– Są takie momenty, że trener musi mieć też czasami jaja i wiedzieć, co zrobić – tymi słowami Michał Probierz rozpoczął swoją wypowiedź po wczorajszej porażce z Wisłą Kraków (przyp. 1 : 4). Jagiellonia musiała uznać wyższość rywala piąty raz z rzędu, dlatego trener białostocczan postanowił zareagować. Na oświadczenie klubu nie musieliśmy długo czekać.
– Bardzo cenię nasz klub, Jagiellonia jest w moim sercu, największe sukcesy tu osiągałem. Ja wiem, jaki jest problem, jeśli chodzi o zespół, ale może jakiś wstrząs jest potrzebny drużynie. Oddaję się do dyspozycji zarządu. Chciałbym po prostu, żebyśmy pewne ruchy porobili i pewne rzeczy ustalili. Jest bardzo trudny moment dla Jagiellonii, dlatego taka jest moja decyzja – tymi słowami Michał Probierz wysłał jasny komunikat zarządowi, że zaakceptuje każdą reakcję klubu.
Nie trzeba było długo czekać na oświadczenie jego pracodawcy, który jeszcze dzisiaj przed południem jednoznacznie zaprzeczył wszelkim doniesieniom, że czas Probierza w Białymstoku minął. – Nie ma w Polsce trenera, który byłby tak utożsamiany z jednym klubem, jak ma to miejsce w przypadku Michała Probierza i naszej Jagiellonii. Świadomi tego oraz nauczeni doświadczeniem z lat poprzednich chcemy jasno i wyraźnie podkreślić, że Trener cieszy się naszym bezwarunkowym poparciem i może liczyć na nasze pełne wsparcie w tej trudnej sytuacji, w jakiej się znajdujemy.

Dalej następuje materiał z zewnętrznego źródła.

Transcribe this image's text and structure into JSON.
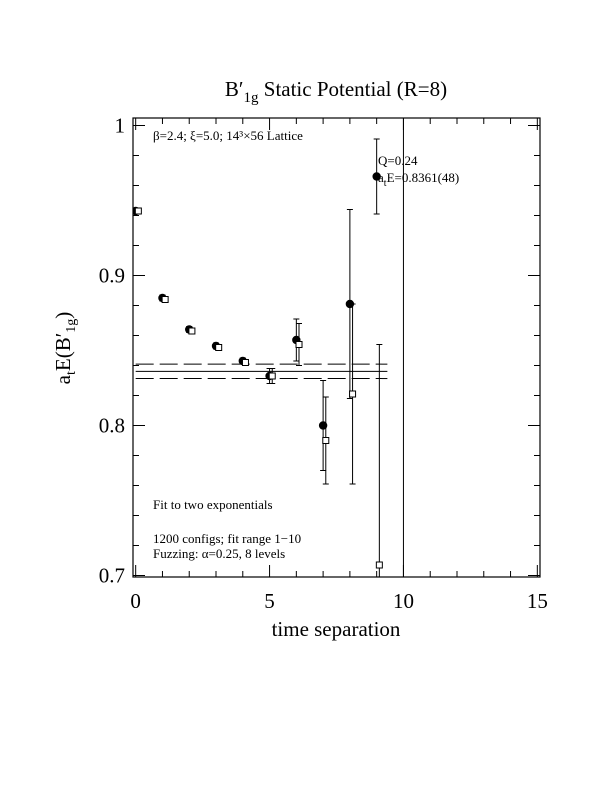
{
  "chart_data": {
    "type": "scatter",
    "title": {
      "base": "B′",
      "sub": "1g",
      "rest": " Static Potential (R=8)"
    },
    "xlabel": "time separation",
    "ylabel": {
      "a": "a",
      "a_sub": "t",
      "mid": "E(B′",
      "sub": "1g",
      "end": ")"
    },
    "xlim": [
      -0.1,
      15.1
    ],
    "ylim": [
      0.699,
      1.005
    ],
    "xticks": [
      0,
      5,
      10,
      15
    ],
    "xminorticks": [
      1,
      2,
      3,
      4,
      6,
      7,
      8,
      9,
      11,
      12,
      13,
      14
    ],
    "yticks": [
      0.7,
      0.8,
      0.9,
      1
    ],
    "yminorticks": [
      0.72,
      0.74,
      0.76,
      0.78,
      0.82,
      0.84,
      0.86,
      0.88,
      0.92,
      0.94,
      0.96,
      0.98
    ],
    "series": [
      {
        "marker": "circle",
        "color": "#000000",
        "x": [
          0,
          1,
          2,
          3,
          4,
          5,
          6,
          7,
          8,
          9
        ],
        "values": [
          0.943,
          0.885,
          0.864,
          0.853,
          0.843,
          0.833,
          0.857,
          0.8,
          0.881,
          0.966
        ],
        "errors": [
          0.002,
          0.002,
          0.002,
          0.002,
          0.002,
          0.005,
          0.014,
          0.03,
          0.063,
          0.025
        ]
      },
      {
        "marker": "square",
        "color": "#000000",
        "x": [
          0.1,
          1.1,
          2.1,
          3.1,
          4.1,
          5.1,
          6.1,
          7.1,
          8.1,
          9.1
        ],
        "values": [
          0.943,
          0.884,
          0.863,
          0.852,
          0.842,
          0.833,
          0.854,
          0.79,
          0.821,
          0.707
        ],
        "errors": [
          0.002,
          0.002,
          0.002,
          0.002,
          0.002,
          0.005,
          0.014,
          0.029,
          0.06,
          0.147
        ]
      }
    ],
    "fit": {
      "value": 0.8361,
      "error": 0.0048,
      "x": [
        0,
        9.4
      ]
    },
    "vline": 10,
    "annotations": {
      "lattice": "β=2.4; ξ=5.0; 14³×56 Lattice",
      "q": "Q=0.24",
      "energy": {
        "a": "a",
        "sub": "t",
        "rest": "E=0.8361(48)"
      },
      "method": "Fit to two exponentials",
      "configs": "1200 configs; fit range 1−10",
      "fuzzing": "Fuzzing: α=0.25, 8 levels"
    }
  }
}
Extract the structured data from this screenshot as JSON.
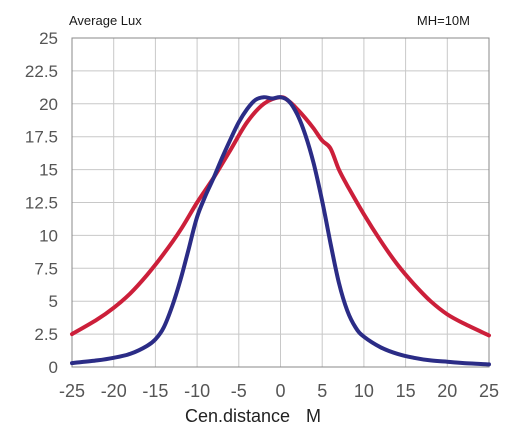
{
  "chart_data": {
    "type": "line",
    "title": "Average Lux",
    "annotation": "MH=10M",
    "xlabel": "Cen.distance",
    "xunit": "M",
    "ylabel": "",
    "xlim": [
      -25,
      25
    ],
    "ylim": [
      0,
      25
    ],
    "x_ticks": [
      "-25",
      "-20",
      "-15",
      "-10",
      "-5",
      "0",
      "5",
      "10",
      "15",
      "20",
      "25"
    ],
    "y_ticks": [
      "0",
      "2.5",
      "5",
      "7.5",
      "10",
      "12.5",
      "15",
      "17.5",
      "20",
      "22.5",
      "25"
    ],
    "grid": true,
    "series": [
      {
        "color": "#cc1f3a",
        "x": [
          -25,
          -22,
          -20,
          -18,
          -16,
          -14,
          -12,
          -10,
          -8,
          -6,
          -4,
          -2,
          0,
          1,
          2,
          3,
          4,
          5,
          6,
          7,
          8,
          10,
          12,
          14,
          16,
          18,
          20,
          22,
          25
        ],
        "y": [
          2.5,
          3.6,
          4.5,
          5.6,
          7.0,
          8.6,
          10.4,
          12.5,
          14.4,
          16.5,
          18.6,
          20.0,
          20.5,
          20.2,
          19.6,
          18.9,
          18.1,
          17.2,
          16.6,
          15.0,
          13.8,
          11.6,
          9.6,
          7.8,
          6.3,
          5.0,
          4.0,
          3.3,
          2.4
        ]
      },
      {
        "color": "#2b2c86",
        "x": [
          -25,
          -22,
          -20,
          -18,
          -16,
          -15,
          -14,
          -13,
          -12,
          -11,
          -10,
          -9,
          -8,
          -7,
          -6,
          -5,
          -4,
          -3,
          -2,
          -1,
          0,
          1,
          2,
          3,
          4,
          5,
          6,
          7,
          8,
          9,
          10,
          12,
          14,
          16,
          18,
          20,
          22,
          25
        ],
        "y": [
          0.3,
          0.5,
          0.7,
          1.0,
          1.6,
          2.1,
          3.0,
          4.6,
          6.6,
          9.0,
          11.4,
          13.0,
          14.4,
          15.9,
          17.3,
          18.6,
          19.6,
          20.3,
          20.5,
          20.4,
          20.5,
          20.2,
          19.2,
          17.6,
          15.4,
          12.6,
          9.4,
          6.4,
          4.3,
          3.0,
          2.3,
          1.5,
          1.0,
          0.7,
          0.5,
          0.4,
          0.3,
          0.2
        ]
      }
    ]
  }
}
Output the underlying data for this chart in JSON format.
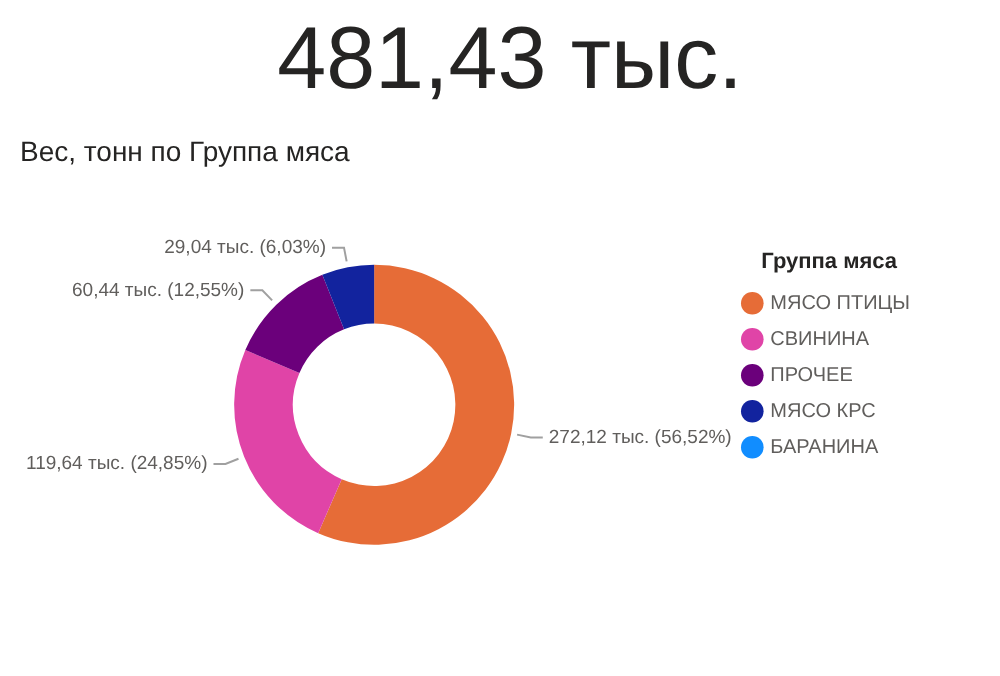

W podobnym tonie wypowiedział się kapitan zespołu Rafał Grzyb: – Stoimy murem za trenerem Probierzem. Mamy nadzieję, że nie będzie w tej sprawie żadnych gwałtownych ruchów
Jagiellonia znajduje się w głębokim dołku, ale zaufanie zarówno ze strony zarządu, piłkarzy, jak i kibiców może dać trenerowi pozytywnego kopa do dalszej pracy, mimo że było wczoraj czuć w jego głosie smutek, frustrację i zrezygnowanie. Dzisiejsze oświadczenia można było się spodziewać. Jagiellonia uczy się na błędach. Nie chce podejmować pochopnych decyzji, mimo wczorajszych słów Michała Probierza, który zaznaczył, że być może drużyna potrzebuje wstrząsu.
O wiele trudniejszą sytuację obserwowaliśmy od początku sezonu w Lechu Poznań, który jednak pod wpływem wielu sygnałów (głównie ze strony kibiców) zdecydował się zmienić trenera. Nie zawsze nowy szkoleniowiec potrafi wyzwolić w zawodnikach energię. Już niejednokrotnie obalamy był mit tzw. „efektu nowej miotły”. W Białymstoku sytuacja jest jednak zupełnie inna, gdyż Michał Probierz na każdym kroku otrzymuje słowa wsparcia, otuchy, a z trybun nie słychać apelów o zdymisjonowanie trenera, nikt nie przychodzi z białymi chusteczkami.
Tutaj traktowany jest jako człowiek, dzięki któremu osiągano wielkie sukcesy, o czym również wspomniano w dzisiejszym oświadczeniu: – Jednak to pod wodzą Michała Probierza Jagiellonia odniosła swoje największe sukcesy w historii – Puchar Polski, Superpuchar Polski, trzecie miejsce w Ekstraklasie – oraz trzykrotnie miała okazję występować w europejskich pucharach. To z nim na ławce trenerskiej „Żółto-Czerwoni” zanotowali także swoje trzy najlepsze w historii rezultaty w rozgrywkach Ekstraklasy.
Jagiellonia przechodzi kryzys. Zanotowała piątą porażkę z rzędu (liczymy także Puchar Polski), ale teraz Probierz ma aż 10 dni, żeby poukładać wszystkie puzzle na nowo, gdyż dopiero 2 listopada czeka zespół kolejny mecz (z Podbeskidziem), chociaż oni pewnie są tak nabuzowani, tak potrzebują przełamania, że zaraz po meczu z Wisłą Kraków mogliby grać następne spotkanie, żeby jeszcze bardziej wyrazić swoje zaufanie do trenera.